Once a patient is diagnosed with heart failure, his or her physician will determine a treatment plan that may include lifestyle changes, medications, surgical procedures, implanted devices and regular, ongoing checkups.

Regardless of the type of treatment they receive, those with heart failure require careful monitoring.  Patients and caregivers must keep careful track of new or suddenly worsening symptoms, including rapid weight gain, increased swelling in the lower extremities or increased fatigue. 

Weight gain is a particularly key symptom, which can indicate that the body is starting to retain more fluid.  Because of this, heart failure patients are typically told to weigh themselves every day.

A More Precise Way of Monitoring

While careful self-monitoring and reporting are critical to managing heart failure, a new advancement may revolutionize the way patients are monitored in the future.

“CardioMEMS is a sensor placed in the pulmonary artery,” Dr.  Hott says.  “The sensor measures pressures in the artery.  These pressures change before weight changes are seen in patients, and they can be an early indicator that a patient is having an exacerbation of heart failure.

“This early detection allows for early intervention, which often helps patients avoid worsening symptoms and hospitalization.”

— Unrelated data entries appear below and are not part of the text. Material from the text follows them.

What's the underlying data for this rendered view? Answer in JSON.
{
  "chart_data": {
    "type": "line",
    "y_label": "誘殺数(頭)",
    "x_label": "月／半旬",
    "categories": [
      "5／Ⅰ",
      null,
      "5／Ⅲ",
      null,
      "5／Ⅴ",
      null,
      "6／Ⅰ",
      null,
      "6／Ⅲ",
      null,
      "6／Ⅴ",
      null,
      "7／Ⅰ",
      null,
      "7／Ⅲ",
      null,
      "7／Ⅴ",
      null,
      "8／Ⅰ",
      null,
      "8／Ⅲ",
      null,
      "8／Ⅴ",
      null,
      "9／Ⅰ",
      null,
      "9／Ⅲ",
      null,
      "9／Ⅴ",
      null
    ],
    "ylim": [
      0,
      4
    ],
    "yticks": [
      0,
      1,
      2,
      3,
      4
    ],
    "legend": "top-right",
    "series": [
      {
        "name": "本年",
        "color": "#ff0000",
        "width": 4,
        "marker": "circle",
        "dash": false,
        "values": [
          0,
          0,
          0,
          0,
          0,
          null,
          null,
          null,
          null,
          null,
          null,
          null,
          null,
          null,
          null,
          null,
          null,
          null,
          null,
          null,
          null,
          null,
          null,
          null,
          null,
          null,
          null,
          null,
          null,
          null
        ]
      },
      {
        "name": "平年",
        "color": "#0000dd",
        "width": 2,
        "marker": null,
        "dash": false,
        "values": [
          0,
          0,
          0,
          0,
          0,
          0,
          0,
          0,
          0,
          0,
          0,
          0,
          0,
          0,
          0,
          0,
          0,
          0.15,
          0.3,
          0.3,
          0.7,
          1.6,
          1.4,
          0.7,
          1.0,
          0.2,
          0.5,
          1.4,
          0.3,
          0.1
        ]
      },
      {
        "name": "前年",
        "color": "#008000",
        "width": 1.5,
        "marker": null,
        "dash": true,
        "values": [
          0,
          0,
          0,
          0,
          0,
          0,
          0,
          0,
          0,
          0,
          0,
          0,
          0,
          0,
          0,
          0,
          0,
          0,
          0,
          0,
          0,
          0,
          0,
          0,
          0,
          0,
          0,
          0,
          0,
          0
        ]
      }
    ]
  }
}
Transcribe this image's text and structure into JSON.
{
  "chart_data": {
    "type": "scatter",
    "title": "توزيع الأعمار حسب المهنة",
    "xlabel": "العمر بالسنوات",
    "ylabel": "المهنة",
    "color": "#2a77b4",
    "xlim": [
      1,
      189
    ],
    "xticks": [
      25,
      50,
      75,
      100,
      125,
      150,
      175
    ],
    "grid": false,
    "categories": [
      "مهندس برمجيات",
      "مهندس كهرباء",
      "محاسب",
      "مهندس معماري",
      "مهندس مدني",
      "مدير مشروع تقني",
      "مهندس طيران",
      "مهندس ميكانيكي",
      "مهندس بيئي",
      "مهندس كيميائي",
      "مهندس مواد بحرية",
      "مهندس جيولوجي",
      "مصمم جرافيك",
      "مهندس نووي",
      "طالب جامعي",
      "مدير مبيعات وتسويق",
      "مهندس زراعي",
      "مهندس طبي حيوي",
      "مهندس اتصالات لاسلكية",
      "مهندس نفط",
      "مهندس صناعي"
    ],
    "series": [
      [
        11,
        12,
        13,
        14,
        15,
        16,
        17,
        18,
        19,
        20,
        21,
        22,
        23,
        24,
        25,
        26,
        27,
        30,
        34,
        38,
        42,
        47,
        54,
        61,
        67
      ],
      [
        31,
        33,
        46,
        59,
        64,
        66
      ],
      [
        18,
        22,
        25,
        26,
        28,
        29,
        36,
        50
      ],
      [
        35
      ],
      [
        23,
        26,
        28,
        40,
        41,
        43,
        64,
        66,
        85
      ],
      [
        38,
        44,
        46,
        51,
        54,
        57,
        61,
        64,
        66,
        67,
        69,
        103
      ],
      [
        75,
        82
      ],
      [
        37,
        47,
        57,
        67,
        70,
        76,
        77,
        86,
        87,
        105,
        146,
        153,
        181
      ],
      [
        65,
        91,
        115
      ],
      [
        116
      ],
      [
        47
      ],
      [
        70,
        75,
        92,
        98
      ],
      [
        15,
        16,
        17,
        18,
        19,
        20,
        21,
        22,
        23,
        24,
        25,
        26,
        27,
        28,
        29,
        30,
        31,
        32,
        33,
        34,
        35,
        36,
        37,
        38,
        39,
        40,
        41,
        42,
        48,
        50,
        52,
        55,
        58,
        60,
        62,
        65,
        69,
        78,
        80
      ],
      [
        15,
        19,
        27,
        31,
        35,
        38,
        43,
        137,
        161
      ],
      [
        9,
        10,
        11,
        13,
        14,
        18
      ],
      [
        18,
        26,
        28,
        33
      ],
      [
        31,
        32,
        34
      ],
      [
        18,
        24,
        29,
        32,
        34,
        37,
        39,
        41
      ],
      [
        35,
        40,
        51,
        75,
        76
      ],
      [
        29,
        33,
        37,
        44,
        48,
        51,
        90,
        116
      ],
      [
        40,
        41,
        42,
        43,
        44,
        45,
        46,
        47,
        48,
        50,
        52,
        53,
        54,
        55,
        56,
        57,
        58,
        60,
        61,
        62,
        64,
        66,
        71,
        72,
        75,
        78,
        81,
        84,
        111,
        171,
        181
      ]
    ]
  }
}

A patient with a CardioMEMS implant takes daily readings from home using a Patient Electronics System.  Information from those readings is transmitted directly to the patient’s physician.  Using that information, the physician can make any necessary adjustments to the patient’s treatment regimen, including medication dosages.

Who’s a Candidate?

CardioMEMS is appropriate for patients whose physical activity is limited due to their heart failure condition and who have been hospitalized for heart failure in the past year. 

Patients with less severe or more severe heart failure aren’t considered candidates for CardioMEMS implantation.  In addition, those with certain medical conditions, clotting disorders, an inability to take anticoagulants such as aspirin, or an inability to tolerate heart catheterization also aren’t appropriate candidates.

Those who do receive CardioMEMS sensors benefit significantly—an innovation others will hopefully benefit from in the future.

“In patients with heart failure, hospitalizations and exacerbations of their condition are linked to increased mortality,” Dr.  Hott says.  “The more hospitalizations, the worse the patient is going to do.  The early detection and intervention possible with CardioMEMS can improve outcomes.”

We’re committed to advancing medical care. Northeast Georgia Medical Center was one of the research study centers involved in the evaluation of the CardioMEMs device leading to FDA approval.